In the raw semen, the percentage of normal X or Y sperm showed a positive association with the percentage of normal form and a negative association with the SDF level. This indicated that sperm cells with normal sex chromosomes tended to have a normal shape and less DNA fragmentation. To date, no studies have investigated the relationships among these three sperm parameters. Sperm aneuploidy has been hypothesized to trigger SDF via an apoptosis-like process mediated by endogenous nucleases [25]. It is suggested that same mechanisms might be involved in sperm DNA damage and aneuploidy formation [2627].

Interestingly, no relationship was found between the percentage of normal X or Y sperm and the SDF level after sperm processing using either swim-up or DGC. This may have been due to the increase in sperm quality caused by the sperm processing. In our previous work, sperm motility and the percentage of normal form increased and the SDF level decreased significantly after swim-up [13].

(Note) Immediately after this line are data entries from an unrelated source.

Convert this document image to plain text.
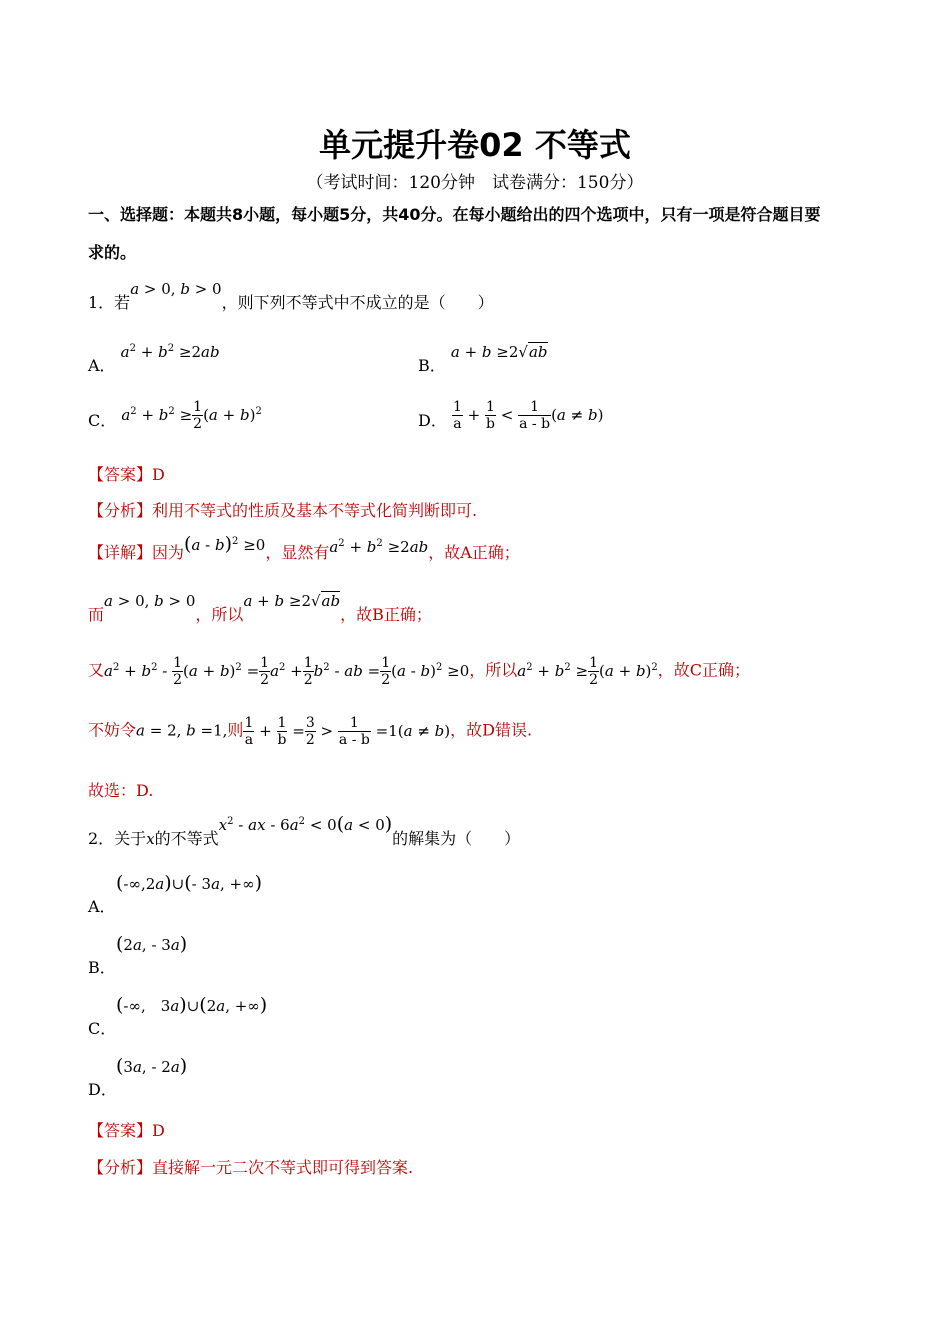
单元提升卷02 不等式
（考试时间：120分钟　试卷满分：150分）
一、选择题：本题共8小题，每小题5分，共40分。在每小题给出的四个选项中，只有一项是符合题目要
求的。
1．若a > 0, b > 0，则下列不等式中不成立的是（　　）
A． $a^2 + b^2 \ge 2ab$
B． a + b ≥2√ab
C． $a^2 + b^2 \ge \frac{1}{2} (a + b)^2$	D． $\frac{1}{a} + \frac{1}{b} < \frac{1}{a - b} (a \ne b)$
【答案】D
【分析】利用不等式的性质及基本不等式化简判断即可.
【详解】因为(a - b)$^2$ ≥0，显然有$a^2 + b^2 \ge 2ab$，故A正确；
而a > 0, b > 0，所以a + b ≥2√ab，故B正确；
又$a^2 + b^2 - \frac{1}{2} (a + b)^2 = \frac{1}{2} a^2 + \frac{1}{2} b^2$ - ab = $\frac{1}{2} (a - b)^2 \ge 0$，所以$a^2 + b^2 \ge \frac{1}{2} (a + b)^2$，故C正确；
不妨令a = 2, b =1,则 $\frac{1}{a} + \frac{1}{b} = \frac{3}{2} > \frac{1}{a - b} =1(a \ne b)$，故D错误.
故选：D.
2．关于x的不等式$x^2$ - ax - $6a^2 < 0(a < 0)$的解集为（　　）
(-∞,2a)∪(- 3a, +∞)
A．
(2a, - 3a)
B．
(-∞,　3a)∪(2a, +∞)
C．
(3a, - 2a)
D．
【答案】D
【分析】直接解一元二次不等式即可得到答案.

Although swim-up efficiently removes sperm with fragmented DNA, approximately 10% of the sperm cells still had fragmented DNA. For intracytoplasmic sperm injection, the probability of selecting a sperm cell with fragmented DNA may be close to 10% even after swim-up. New technologies to select a single functionally competent sperm cell without genetic abnormalities need to be developed.

To the best of our knowledge, this is the first study evaluating SDF and sperm aneuploidy after the application of both methods at the same time on sperm samples from the same patient. This is also the first study to identify direct associations among normal form, the SDF level, and sex chromosome aneuploidy in raw semen. However, our study has some limitations. Because we analyzed semen samples from healthy male partners, the results of this study cannot be extrapolated to patients with severe male factor infertility.

In summary, processing sperm with swim-up is better than using DGC for enriching genetically competent sperm in infertile couples who do not have male factor infertility. Even if the percentage is decreased substantially, sperm cells with genetic abnormalities still remain after swim-up. It is expected that developing novel methods to conventional swim-up will enable the selection of functionally and genetically competent sperm cells one-by-one, just as in natural selection.